Today, in honor of Shakespeare day and my sister’s jury duty (what a banner day!), let’s read “The Quality of Mercy,” spoken by Portia in The Merchant of Venice.
The Quality of Mercy
by William Shakespeare
The quality of mercy is not strained;
It droppeth as the gentle rain from Heaven
Upon the place beneath. It is twice blest—
It blesseth him that gives and him that takes.
‘Tis mightiest in the mightiest—it becomes
The thronèd monarch better than his crown.
His scepter shows the force of temporal power,
The attribute to awe and majesty
Wherein doth sit the dread and fear of kings;
But mercy is above this sceptered sway:
It is enthronèd in the hearts of kings;
It is an attribute to God Himself;
And earthly power doth then show likest God’s
When mercy seasons justice. Therefore, Jew,
Though justice be thy plea, consider this:
That in the course of justice none of us
Should see salvation. We do pray for mercy,
And that same prayer doth teach us all to render
The deeds of mercy. I have spoke thus much
To mitigate the justice of thy plea,
Which if thou follow, this strict court of Venice
Must needs give sentence ’gainst the merchant there.

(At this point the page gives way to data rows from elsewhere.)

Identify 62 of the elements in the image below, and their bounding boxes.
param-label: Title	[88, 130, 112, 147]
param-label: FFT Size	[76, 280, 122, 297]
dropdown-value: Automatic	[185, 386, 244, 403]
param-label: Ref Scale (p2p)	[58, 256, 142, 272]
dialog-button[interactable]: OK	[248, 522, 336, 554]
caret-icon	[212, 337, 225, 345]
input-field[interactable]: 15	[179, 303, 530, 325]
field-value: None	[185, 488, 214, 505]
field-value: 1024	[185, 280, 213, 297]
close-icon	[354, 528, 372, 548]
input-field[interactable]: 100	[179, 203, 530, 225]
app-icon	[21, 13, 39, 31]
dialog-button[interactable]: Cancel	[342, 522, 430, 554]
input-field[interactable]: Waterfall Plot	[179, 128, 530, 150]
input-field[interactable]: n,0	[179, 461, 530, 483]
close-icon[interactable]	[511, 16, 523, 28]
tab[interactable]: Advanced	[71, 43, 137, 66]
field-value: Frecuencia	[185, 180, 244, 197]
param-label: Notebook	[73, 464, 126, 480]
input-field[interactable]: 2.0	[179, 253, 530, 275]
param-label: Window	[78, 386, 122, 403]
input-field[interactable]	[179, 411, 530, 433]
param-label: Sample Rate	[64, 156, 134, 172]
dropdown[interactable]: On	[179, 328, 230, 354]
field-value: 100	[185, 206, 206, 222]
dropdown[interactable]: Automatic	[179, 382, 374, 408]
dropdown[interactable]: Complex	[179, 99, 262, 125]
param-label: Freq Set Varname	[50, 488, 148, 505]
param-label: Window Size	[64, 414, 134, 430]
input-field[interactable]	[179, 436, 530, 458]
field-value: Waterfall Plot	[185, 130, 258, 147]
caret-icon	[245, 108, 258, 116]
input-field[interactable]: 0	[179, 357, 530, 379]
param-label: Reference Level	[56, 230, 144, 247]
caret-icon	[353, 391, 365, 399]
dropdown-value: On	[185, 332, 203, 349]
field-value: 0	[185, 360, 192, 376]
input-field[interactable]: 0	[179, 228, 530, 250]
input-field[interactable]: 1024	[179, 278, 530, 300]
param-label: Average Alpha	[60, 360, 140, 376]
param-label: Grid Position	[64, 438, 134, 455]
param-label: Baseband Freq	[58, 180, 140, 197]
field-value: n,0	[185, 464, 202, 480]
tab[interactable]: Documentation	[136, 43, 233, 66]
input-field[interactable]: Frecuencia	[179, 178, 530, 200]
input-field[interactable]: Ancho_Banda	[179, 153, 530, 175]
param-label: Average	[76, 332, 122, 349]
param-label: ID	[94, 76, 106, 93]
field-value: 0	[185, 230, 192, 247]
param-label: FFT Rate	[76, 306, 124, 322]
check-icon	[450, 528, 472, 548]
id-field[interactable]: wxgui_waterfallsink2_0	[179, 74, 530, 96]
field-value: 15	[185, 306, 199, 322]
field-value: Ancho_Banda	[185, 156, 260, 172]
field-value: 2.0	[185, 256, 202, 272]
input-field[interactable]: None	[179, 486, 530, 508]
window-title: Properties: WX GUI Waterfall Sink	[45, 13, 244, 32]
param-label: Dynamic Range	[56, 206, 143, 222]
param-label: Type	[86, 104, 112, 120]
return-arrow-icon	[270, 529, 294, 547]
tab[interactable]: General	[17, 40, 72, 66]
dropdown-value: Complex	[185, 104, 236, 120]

My students often explain to me that the reason that Shakespeare’s writing is somewhat challenging to understand is that he wrote in “Old English.” They are skeptical, incredulous, nay, even horrified when I tell them that he wrote not in Old English, nor even Middle English, but Modern English! Now, of course, Shakespeare’s Modern English was early Modern English—but it was Modern English, nonetheless. By Shakespeare’s time, the Great Vowel Shift was well underway, and the Germanic elements of English (brought by the Angles, Saxons, and Jutes) had melded with native Celtic elements, and the Latinate elements that made their way to England via the Norman Conquest had thoroughly permeated the language.
Printing came to England less than a century before Shakespeare’s birth, and until William Caxton, who brought the printing press to England, encountered the problem of the lack of standardization in punctuation, spelling, and other language-related issues, no one had worried too much about these things. The standardization of English was still being worked out during Shakespeare’s lifetime, and the creative bard took full advantage of the situation, coining not only phrases that we still use today but even words! Some of Shakespeare’s greatest to our language are only two syllables long!
Just imagine being in the audience at the Globe Theatre and hearing, for the first time, the words listed in this article. Would you have thought that they’d become staples of the language and remain in common parlance for centuries to come?